I realize practice facilities can now be put on the potential donor list, particularly once they've figured out how much of the North Dome the hockey project will take. But that still means a critical need is stacked behind the alleged dollar generators, which is a bass-ackward methodology. How long is it going to take them to draw the line bisecting the dome? I'd like to think it'd be done by May of 2009.

What we've seen of the plan so far makes it abundantly clear its author is not focused on what will make Notre Dame basketball better but rather on trying to wring as much money out of the program as he can. Recruits who come on visits will not be impressed by a ticket office. Coaches who ND wants to employ really don't give a damn about T-shirt sales. They want to know they'll be spending their time, both in games and outside them, with quality places to meet, watch film, train, practice, and become top-flight participants in a top-flight program.

ND basketball's physical plant has been overdue for an upgrade for decades. They get $26 million dollars, and the results, seemingly, will be a store, a cool ticket window, and a place for rich guys to sip lattes. There's much wrong with that picture.

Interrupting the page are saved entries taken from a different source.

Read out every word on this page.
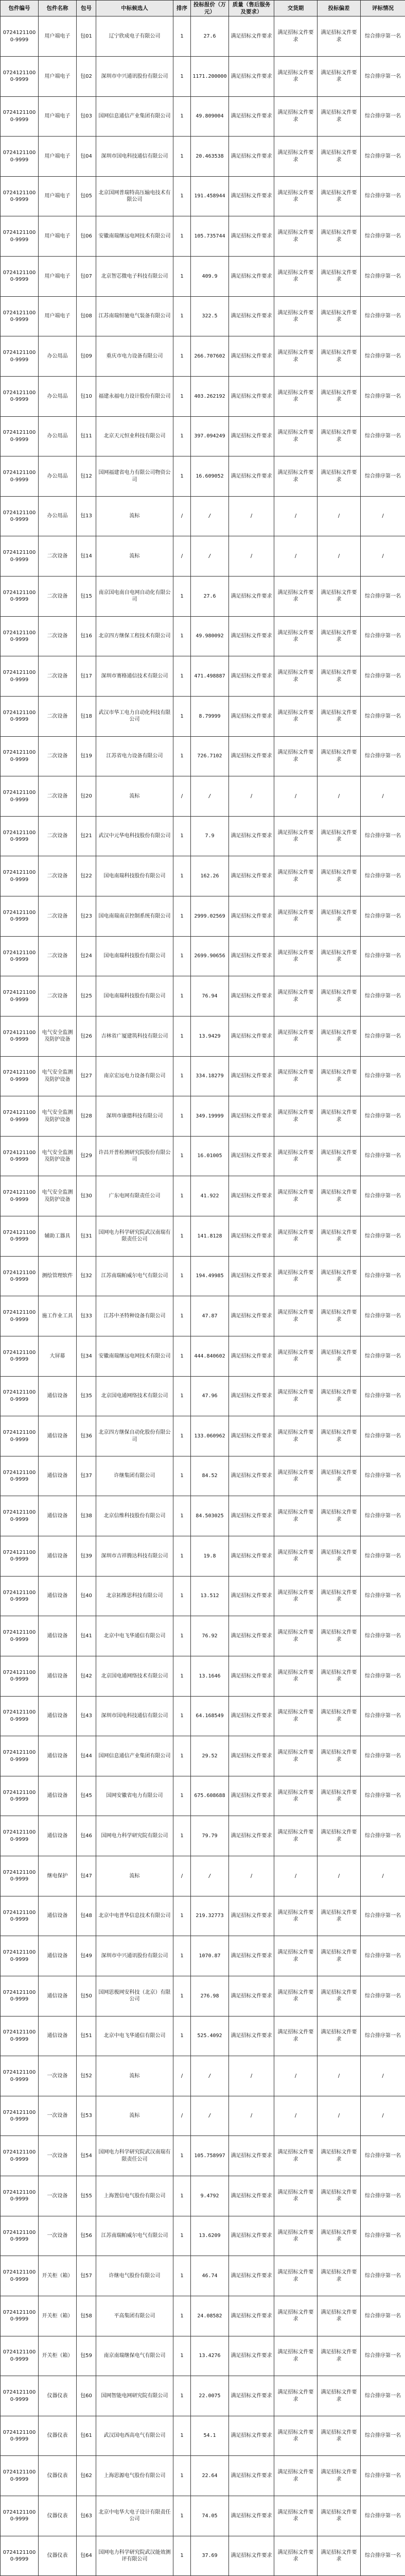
包件编号	包件名称	包号	中标候选人	排序	投标报价（万元）	质量（售后服务及要求）	交货期	投标偏差	评标情况
07241211000-9999	用户端电子	包01	辽宁欣成电子有限公司	1	27.6	满足招标文件要求	满足招标文件要求	满足招标文件要求	综合排序第一名
07241211000-9999	用户端电子	包02	深圳市中兴通讯股份有限公司	1	1171.200000	满足招标文件要求	满足招标文件要求	满足招标文件要求	综合排序第一名
07241211000-9999	用户端电子	包03	国网信息通信产业集团有限公司	1	49.809004	满足招标文件要求	满足招标文件要求	满足招标文件要求	综合排序第一名
07241211000-9999	用户端电子	包04	深圳市国电科技通信有限公司	1	20.463538	满足招标文件要求	满足招标文件要求	满足招标文件要求	综合排序第一名
07241211000-9999	用户端电子	包05	北京国网普瑞特高压输电技术有限公司	1	191.458944	满足招标文件要求	满足招标文件要求	满足招标文件要求	综合排序第一名
07241211000-9999	用户端电子	包06	安徽南瑞继远电网技术有限公司	1	105.735744	满足招标文件要求	满足招标文件要求	满足招标文件要求	综合排序第一名
07241211000-9999	用户端电子	包07	北京智芯微电子科技有限公司	1	409.9	满足招标文件要求	满足招标文件要求	满足招标文件要求	综合排序第一名
07241211000-9999	用户端电子	包08	江苏南瑞恒驰电气装备有限公司	1	322.5	满足招标文件要求	满足招标文件要求	满足招标文件要求	综合排序第一名
07241211000-9999	办公用品	包09	重庆市电力设备有限公司	1	266.707602	满足招标文件要求	满足招标文件要求	满足招标文件要求	综合排序第一名
07241211000-9999	办公用品	包10	福建永福电力设计股份有限公司	1	403.262192	满足招标文件要求	满足招标文件要求	满足招标文件要求	综合排序第一名
07241211000-9999	办公用品	包11	北京天元恒业科技有限公司	1	397.094249	满足招标文件要求	满足招标文件要求	满足招标文件要求	综合排序第一名
07241211000-9999	办公用品	包12	国网福建省电力有限公司物资公司	1	16.609052	满足招标文件要求	满足招标文件要求	满足招标文件要求	综合排序第一名
07241211000-9999	办公用品	包13	流标	/	/	/	/	/	/
07241211000-9999	二次设备	包14	流标	/	/	/	/	/	/
07241211000-9999	二次设备	包15	南京国电南自电网自动化有限公司	1	27.6	满足招标文件要求	满足招标文件要求	满足招标文件要求	综合排序第一名
07241211000-9999	二次设备	包16	北京四方继保工程技术有限公司	1	49.980092	满足招标文件要求	满足招标文件要求	满足招标文件要求	综合排序第一名
07241211000-9999	二次设备	包17	深圳市赛格通信技术有限公司	1	471.498887	满足招标文件要求	满足招标文件要求	满足招标文件要求	综合排序第一名
07241211000-9999	二次设备	包18	武汉市华工电力自动化科技有限公司	1	8.79999	满足招标文件要求	满足招标文件要求	满足招标文件要求	综合排序第一名
07241211000-9999	二次设备	包19	江苏省电力设备有限公司	1	726.7102	满足招标文件要求	满足招标文件要求	满足招标文件要求	综合排序第一名
07241211000-9999	二次设备	包20	流标	/	/	/	/	/	/
07241211000-9999	二次设备	包21	武汉中元华电科技股份有限公司	1	7.9	满足招标文件要求	满足招标文件要求	满足招标文件要求	综合排序第一名
07241211000-9999	二次设备	包22	国电南瑞科技股份有限公司	1	162.26	满足招标文件要求	满足招标文件要求	满足招标文件要求	综合排序第一名
07241211000-9999	二次设备	包23	国电南瑞南京控制系统有限公司	1	2999.02569	满足招标文件要求	满足招标文件要求	满足招标文件要求	综合排序第一名
07241211000-9999	二次设备	包24	国电南瑞科技股份有限公司	1	2699.90656	满足招标文件要求	满足招标文件要求	满足招标文件要求	综合排序第一名
07241211000-9999	二次设备	包25	国电南瑞科技股份有限公司	1	76.94	满足招标文件要求	满足招标文件要求	满足招标文件要求	综合排序第一名
07241211000-9999	电气安全监测及防护设备	包26	吉林省广厦建筑科技有限公司	1	13.9429	满足招标文件要求	满足招标文件要求	满足招标文件要求	综合排序第一名
07241211000-9999	电气安全监测及防护设备	包27	南京宏远电力设备有限公司	1	334.18279	满足招标文件要求	满足招标文件要求	满足招标文件要求	综合排序第一名
07241211000-9999	电气安全监测及防护设备	包28	深圳市康德科技有限公司	1	349.19999	满足招标文件要求	满足招标文件要求	满足招标文件要求	综合排序第一名
07241211000-9999	电气安全监测及防护设备	包29	许昌开普检测研究院股份有限公司	1	16.01005	满足招标文件要求	满足招标文件要求	满足招标文件要求	综合排序第一名
07241211000-9999	电气安全监测及防护设备	包30	广东电网有限责任公司	1	41.922	满足招标文件要求	满足招标文件要求	满足招标文件要求	综合排序第一名
07241211000-9999	辅助工器具	包31	国网电力科学研究院武汉南瑞有限责任公司	1	141.8128	满足招标文件要求	满足招标文件要求	满足招标文件要求	综合排序第一名
07241211000-9999	测绘管理软件	包32	江苏南瑞帕威尔电气有限公司	1	194.49985	满足招标文件要求	满足招标文件要求	满足招标文件要求	综合排序第一名
07241211000-9999	施工作业工具	包33	江苏中圣特种设备有限公司	1	47.87	满足招标文件要求	满足招标文件要求	满足招标文件要求	综合排序第一名
07241211000-9999	大屏幕	包34	安徽南瑞继远电网技术有限公司	1	444.840602	满足招标文件要求	满足招标文件要求	满足招标文件要求	综合排序第一名
07241211000-9999	通信设备	包35	北京国电通网络技术有限公司	1	47.96	满足招标文件要求	满足招标文件要求	满足招标文件要求	综合排序第一名
07241211000-9999	通信设备	包36	北京四方继保自动化股份有限公司	1	133.060962	满足招标文件要求	满足招标文件要求	满足招标文件要求	综合排序第一名
07241211000-9999	通信设备	包37	许继集团有限公司	1	84.52	满足招标文件要求	满足招标文件要求	满足招标文件要求	综合排序第一名
07241211000-9999	通信设备	包38	北京信维科技股份有限公司	1	84.503025	满足招标文件要求	满足招标文件要求	满足招标文件要求	综合排序第一名
07241211000-9999	通信设备	包39	深圳市吉祥腾达科技有限公司	1	19.8	满足招标文件要求	满足招标文件要求	满足招标文件要求	综合排序第一名
07241211000-9999	通信设备	包40	北京拓维思科技有限公司	1	13.512	满足招标文件要求	满足招标文件要求	满足招标文件要求	综合排序第一名
07241211000-9999	通信设备	包41	北京中电飞华通信有限公司	1	76.92	满足招标文件要求	满足招标文件要求	满足招标文件要求	综合排序第一名
07241211000-9999	通信设备	包42	北京国电通网络技术有限公司	1	13.1646	满足招标文件要求	满足招标文件要求	满足招标文件要求	综合排序第一名
07241211000-9999	通信设备	包43	深圳市国电科技通信有限公司	1	64.168549	满足招标文件要求	满足招标文件要求	满足招标文件要求	综合排序第一名
07241211000-9999	通信设备	包44	国网信息通信产业集团有限公司	1	29.52	满足招标文件要求	满足招标文件要求	满足招标文件要求	综合排序第一名
07241211000-9999	通信设备	包45	国网安徽省电力有限公司	1	675.608688	满足招标文件要求	满足招标文件要求	满足招标文件要求	综合排序第一名
07241211000-9999	通信设备	包46	国网电力科学研究院有限公司	1	79.79	满足招标文件要求	满足招标文件要求	满足招标文件要求	综合排序第一名
07241211000-9999	继电保护	包47	流标	/	/	/	/	/	/
07241211000-9999	通信设备	包48	北京中电普华信息技术有限公司	1	219.32773	满足招标文件要求	满足招标文件要求	满足招标文件要求	综合排序第一名
07241211000-9999	通信设备	包49	深圳市中兴通讯股份有限公司	1	1070.87	满足招标文件要求	满足招标文件要求	满足招标文件要求	综合排序第一名
07241211000-9999	通信设备	包50	国网思极网安科技（北京）有限公司	1	276.98	满足招标文件要求	满足招标文件要求	满足招标文件要求	综合排序第一名
07241211000-9999	通信设备	包51	北京中电飞华通信有限公司	1	525.4092	满足招标文件要求	满足招标文件要求	满足招标文件要求	综合排序第一名
07241211000-9999	一次设备	包52	流标	/	/	/	/	/	/
07241211000-9999	一次设备	包53	流标	/	/	/	/	/	/
07241211000-9999	一次设备	包54	国网电力科学研究院武汉南瑞有限责任公司	1	105.758997	满足招标文件要求	满足招标文件要求	满足招标文件要求	综合排序第一名
07241211000-9999	一次设备	包55	上海置信电气股份有限公司	1	9.4792	满足招标文件要求	满足招标文件要求	满足招标文件要求	综合排序第一名
07241211000-9999	一次设备	包56	江苏南瑞帕威尔电气有限公司	1	13.6209	满足招标文件要求	满足招标文件要求	满足招标文件要求	综合排序第一名
07241211000-9999	开关柜（箱）	包57	许继电气股份有限公司	1	46.74	满足招标文件要求	满足招标文件要求	满足招标文件要求	综合排序第一名
07241211000-9999	开关柜（箱）	包58	平高集团有限公司	1	24.08582	满足招标文件要求	满足招标文件要求	满足招标文件要求	综合排序第一名
07241211000-9999	开关柜（箱）	包59	南京南瑞继保电气有限公司	1	13.4276	满足招标文件要求	满足招标文件要求	满足招标文件要求	综合排序第一名
07241211000-9999	仪器仪表	包60	国网智能电网研究院有限公司	1	22.0075	满足招标文件要求	满足招标文件要求	满足招标文件要求	综合排序第一名
07241211000-9999	仪器仪表	包61	武汉国电西高电气有限公司	1	54.1	满足招标文件要求	满足招标文件要求	满足招标文件要求	综合排序第一名
07241211000-9999	仪器仪表	包62	上海思源电气股份有限公司	1	22.64	满足招标文件要求	满足招标文件要求	满足招标文件要求	综合排序第一名
07241211000-9999	仪器仪表	包63	北京中电华大电子设计有限责任公司	1	74.05	满足招标文件要求	满足招标文件要求	满足招标文件要求	综合排序第一名
07241211000-9999	仪器仪表	包64	国网电力科学研究院武汉能效测评有限公司	1	37.69	满足招标文件要求	满足招标文件要求	满足招标文件要求	综合排序第一名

I read a lot of interviews of Kevin White on various topics in various media outlets. Next time one of the media creatures has a chance, perhaps at Basketball Media Day on Wednesday, I hope one of them has the chance to ask him about this basketball master plan and why he decided these revenue-centric boondoggles were more important to the program than the things players and coaches care about.

I doubt I'll like the answer, but hope springs eternal.